Молли не отозвалась. За городом мрачнее самого мрака, словно лунатик на ходулях, раскачивался замок Хаггарда, а за ним скользило море. В ночи, отдавая холодом, сочился среди запахов кухни и жилья запах Красного Быка.
– Все добрые люди в это время должны подсчитывать дома свои доходы. Надо приветствовать их. – Шмендрик шагнул вперед и откинул плащ, но не успел он даже раскрыть рот, как твердый голос произнес:
– Побереги свое горло, незнакомец, пока оно еще цело. – Четверо мужчин выпрыгнули из-за живой изгороди. Двое из них приставили мечи к горлу Шмендрика, третий направил пистолет на Молли. Четвертый хотел схватить единорога за гриву, но, неистово сверкая, Она взвилась на дыбы, и он отшатнулся.
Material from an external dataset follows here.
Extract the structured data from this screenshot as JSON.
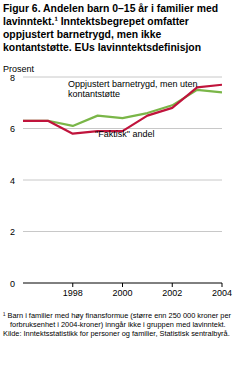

– Твое имя! – потребовал тот же мужчина у Шмендрика. Как и остальные, он был средних лет или чуть старше, как и все – в добротной, но безрадостной одежде.
– Дрик, – ответил волшебник, которому несколько мешали мечи.
– Дрик? – удивился человек с пистолетом. – Чужеземное имя.
– Естественно, – сказал первый. – В Хагсгейте все имена чужеземные. Ну, мистер Дрик, – он переместил меч туда, где сходились ключицы Шмендрика, – мы будем рады, если вы и миссис Дрик будете любезны сообщить нам, что заставляет вас бродяжничать в наших краях… Шмендрик наконец обрел голос. – Я почти не знаю эту женщину! – закричал он. – Мое имя Шмендрик Маг, я устал, я голоден, и я не в духе. Уберите-ка эти штучки, пока не получили по скорпиону в штаны. Все четверо переглянулись.
– Волшебник, – сказал первый. – Теперь понятно.
Двое других закивали, а тот, что пытался поймать единорога, проворчал:
– В наше время всякий может объявить себя волшебником. Старые мерки отвергнуты, старые оценки забыты. Кстати, у настоящего волшебника должна быть борода.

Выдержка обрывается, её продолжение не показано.